Gegen dieses Erkenntnis richtet sich die Amtsrevision der vor dem Verwaltungsgericht belangten Behörde; der Mitbeteiligte erstattete keine Revisionsbeantwortung.

Der Verwaltungsgerichtshof hat erwogen:

Der Revisionswerber macht geltend, dem Ausspruch des Landesverwaltungsgerichtes mangle es an hinreichender Bestimmtheit, weil nicht konkretisiert worden sei, für welche Geltungsdauer der Aufenthaltstitel erteilt werde.

Damit ist er im Recht. Der Verwaltungsgerichtshof hat im Erkenntnis vom 19. November 2014, Ra 2014/22/0010 bis 0014, und dem folgend etwa im Erkenntnis vom 27. Jänner 2015, Ra 2014/22/0045, in einem gleichgelagerten Fall ausgesprochen, dass durch das Fehlen der Festlegung eines Zeitraumes, für den der Aufenthaltstitel erteilt werden soll, das angefochtene Erkenntnis mit Rechtswidrigkeit belastet ist.

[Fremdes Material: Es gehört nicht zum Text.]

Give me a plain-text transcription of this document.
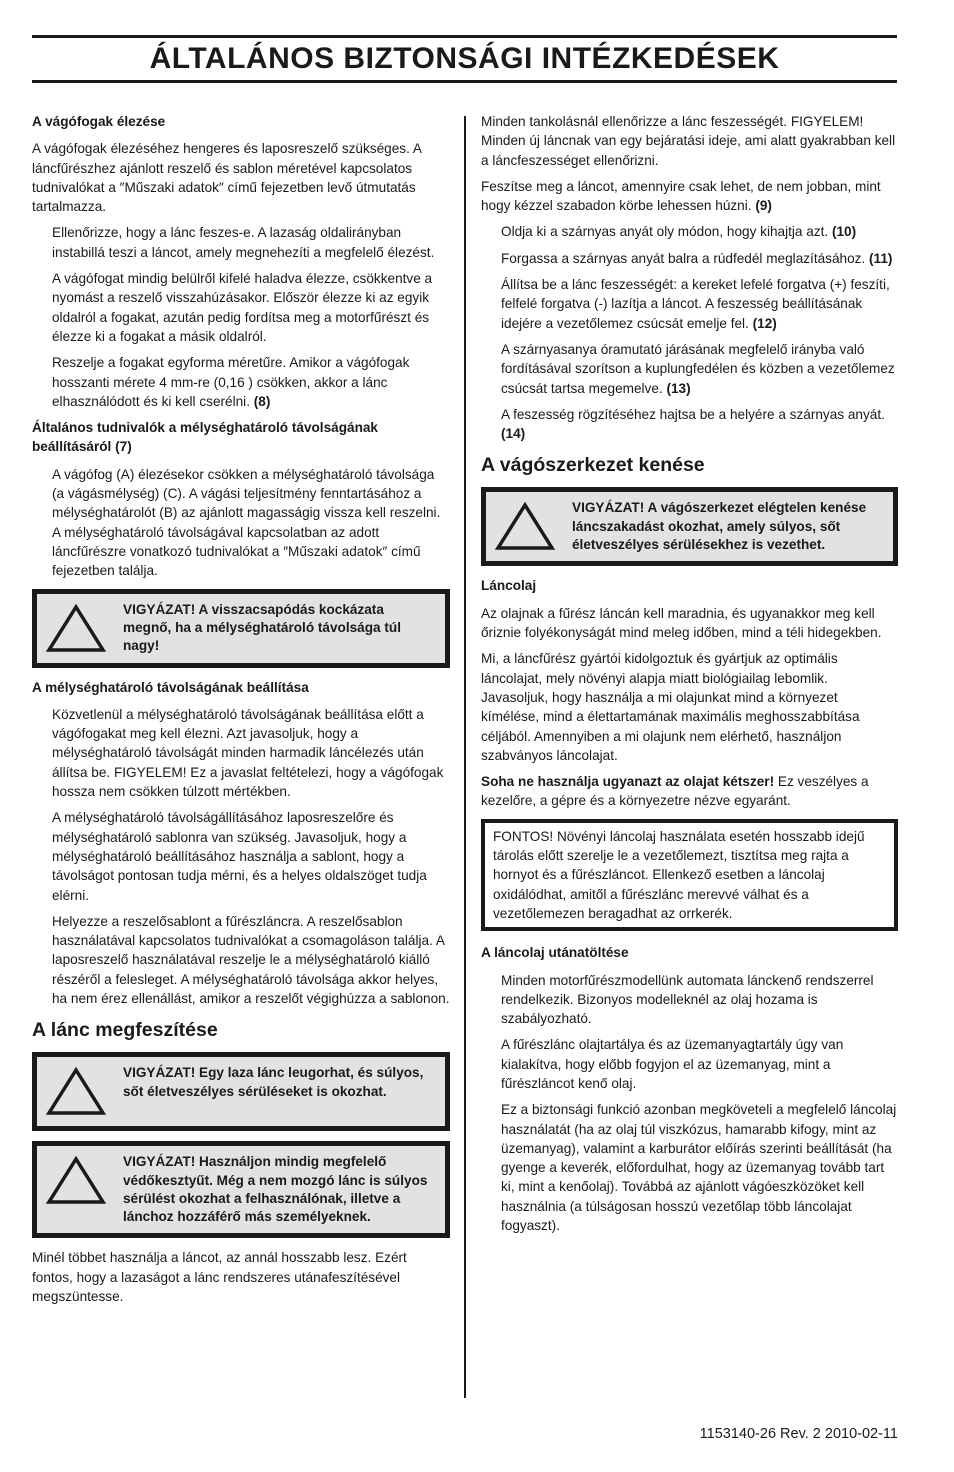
ÁLTALÁNOS BIZTONSÁGI INTÉZKEDÉSEK
A vágófogak élezése

A vágófogak élezéséhez hengeres és laposreszelő szükséges. A láncfűrészhez ajánlott reszelő és sablon méretével kapcsolatos tudnivalókat a ″Műszaki adatok″ című fejezetben levő útmutatás tartalmazza.

Ellenőrizze, hogy a lánc feszes-e. A lazaság oldalirányban instabillá teszi a láncot, amely megnehezíti a megfelelő élezést.

A vágófogat mindig belülről kifelé haladva élezze, csökkentve a nyomást a reszelő visszahúzásakor. Először élezze ki az egyik oldalról a fogakat, azután pedig fordítsa meg a motorfűrészt és élezze ki a fogakat a másik oldalról.

Reszelje a fogakat egyforma méretűre. Amikor a vágófogak hosszanti mérete 4 mm-re (0,16 ) csökken, akkor a lánc elhasználódott és ki kell cserélni. (8)

Általános tudnivalók a mélységhatároló távolságának beállításáról (7)

A vágófog (A) élezésekor csökken a mélységhatároló távolsága (a vágásmélység) (C). A vágási teljesítmény fenntartásához a mélységhatárolót (B) az ajánlott magasságig vissza kell reszelni. A mélységhatároló távolságával kapcsolatban az adott láncfűrészre vonatkozó tudnivalókat a ″Műszaki adatok″ című fejezetben találja.

VIGYÁZAT! A visszacsapódás kockázata megnő, ha a mélységhatároló távolsága túl nagy!
A mélységhatároló távolságának beállítása

Közvetlenül a mélységhatároló távolságának beállítása előtt a vágófogakat meg kell élezni. Azt javasoljuk, hogy a mélységhatároló távolságát minden harmadik láncélezés után állítsa be. FIGYELEM! Ez a javaslat feltételezi, hogy a vágófogak hossza nem csökken túlzott mértékben.

A mélységhatároló távolságállításához laposreszelőre és mélységhatároló sablonra van szükség. Javasoljuk, hogy a mélységhatároló beállításához használja a sablont, hogy a távolságot pontosan tudja mérni, és a helyes oldalszöget tudja elérni.

Helyezze a reszelősablont a fűrészláncra. A reszelősablon használatával kapcsolatos tudnivalókat a csomagoláson találja. A laposreszelő használatával reszelje le a mélységhatároló kiálló részéről a felesleget. A mélységhatároló távolsága akkor helyes, ha nem érez ellenállást, amikor a reszelőt végighúzza a sablonon.

A lánc megfeszítése
VIGYÁZAT! Egy laza lánc leugorhat, és súlyos, sőt életveszélyes sérüléseket is okozhat.
VIGYÁZAT! Használjon mindig megfelelő védőkesztyűt. Még a nem mozgó lánc is súlyos sérülést okozhat a felhasználónak, illetve a lánchoz hozzáférő más személyeknek.

Minél többet használja a láncot, az annál hosszabb lesz. Ezért fontos, hogy a lazaságot a lánc rendszeres utánafeszítésével megszüntesse.

Minden tankolásnál ellenőrizze a lánc feszességét. FIGYELEM! Minden új láncnak van egy bejáratási ideje, ami alatt gyakrabban kell a láncfeszességet ellenőrizni.

Feszítse meg a láncot, amennyire csak lehet, de nem jobban, mint hogy kézzel szabadon körbe lehessen húzni. (9)

Oldja ki a szárnyas anyát oly módon, hogy kihajtja azt. (10)

Forgassa a szárnyas anyát balra a rúdfedél meglazításához. (11)

Állítsa be a lánc feszességét: a kereket lefelé forgatva (+) feszíti, felfelé forgatva (-) lazítja a láncot. A feszesség beállításának idejére a vezetőlemez csúcsát emelje fel. (12)

A szárnyasanya óramutató járásának megfelelő irányba való fordításával szorítson a kuplungfedélen és közben a vezetőlemez csúcsát tartsa megemelve. (13)

A feszesség rögzítéséhez hajtsa be a helyére a szárnyas anyát. (14)

A vágószerkezet kenése
VIGYÁZAT! A vágószerkezet elégtelen kenése láncszakadást okozhat, amely súlyos, sőt életveszélyes sérülésekhez is vezethet.
Láncolaj

Az olajnak a fűrész láncán kell maradnia, és ugyanakkor meg kell őriznie folyékonyságát mind meleg időben, mind a téli hidegekben.

Mi, a láncfűrész gyártói kidolgoztuk és gyártjuk az optimális láncolajat, mely növényi alapja miatt biológiailag lebomlik. Javasoljuk, hogy használja a mi olajunkat mind a környezet kímélése, mind a élettartamának maximális meghosszabbítása céljából. Amennyiben a mi olajunk nem elérhető, használjon szabványos láncolajat.

Soha ne használja ugyanazt az olajat kétszer! Ez veszélyes a kezelőre, a gépre és a környezetre nézve egyaránt.

FONTOS! Növényi láncolaj használata esetén hosszabb idejű tárolás előtt szerelje le a vezetőlemezt, tisztítsa meg rajta a hornyot és a fűrészláncot. Ellenkező esetben a láncolaj oxidálódhat, amitől a fűrészlánc merevvé válhat és a vezetőlemezen beragadhat az orrkerék.
A láncolaj utánatöltése

Minden motorfűrészmodellünk automata lánckenő rendszerrel rendelkezik. Bizonyos modelleknél az olaj hozama is szabályozható.

A fűrészlánc olajtartálya és az üzemanyagtartály úgy van kialakítva, hogy előbb fogyjon el az üzemanyag, mint a fűrészláncot kenő olaj.

Ez a biztonsági funkció azonban megköveteli a megfelelő láncolaj használatát (ha az olaj túl viszkózus, hamarabb kifogy, mint az üzemanyag), valamint a karburátor előírás szerinti beállítását (ha gyenge a keverék, előfordulhat, hogy az üzemanyag tovább tart ki, mint a kenőolaj). Továbbá az ajánlott vágóeszközöket kell használnia (a túlságosan hosszú vezetőlap több láncolajat fogyaszt).

1153140-26 Rev. 2 2010-02-11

Gemäß § 43 Abs. 2 zweiter Satz VwGG wird auf die Entscheidungsgründe insbesondere des erstgenannten Erkenntnisses verwiesen. Da auch für den Aufenthaltstitel "Familienangehöriger" gemäß § 47 Abs. 2 NAG keine gesetzliche Festlegung der Dauer der Bewilligung besteht, gilt das in den genannten Erkenntnissen Ausgeführte auch im vorliegenden Fall.

Ergänzend ist festzuhalten, dass die Anwendung der Stillhalteklausel nicht bedeutet, dass ein Antrag wie der vorliegende nicht grundsätzlich nach der aktuellen Rechtslage - mit der Maßgabe, dass neue Beschränkungen der Arbeitnehmerfreizügigkeit unanwendbar sind - zu beurteilen ist (vgl. sinngemäß das hg. Erkenntnis vom 26. Jänner 2012, 2008/21/0304, in dem das Erlöschen einer nach der Niederlassungs- und Aufenthaltsgesetz-Durchführungsverordnung als Aufenthaltstitel "Daueraufenthalt - EG" weiter geltenden unbefristeten Niederlassungsbewilligung gemäß § 20 Abs. 4 NAG zu prüfen war). Demnach ist hinsichtlich der Dauer des beantragten Aufenthaltstitels grundsätzlich die Bestimmung des § 20 NAG maßgeblich.

Demnach war auch hier das angefochtene Erkenntnis wegen inhaltlicher Rechtswidrigkeit gemäß § 42 Abs. 2 Z 1 VwGG aufzuheben. Eine Bindung an den Ausspruch des Verwaltungsgerichtes über die Unzulässigkeit einer Revision bestand gemäß § 34 Abs. 1a VwGG nicht.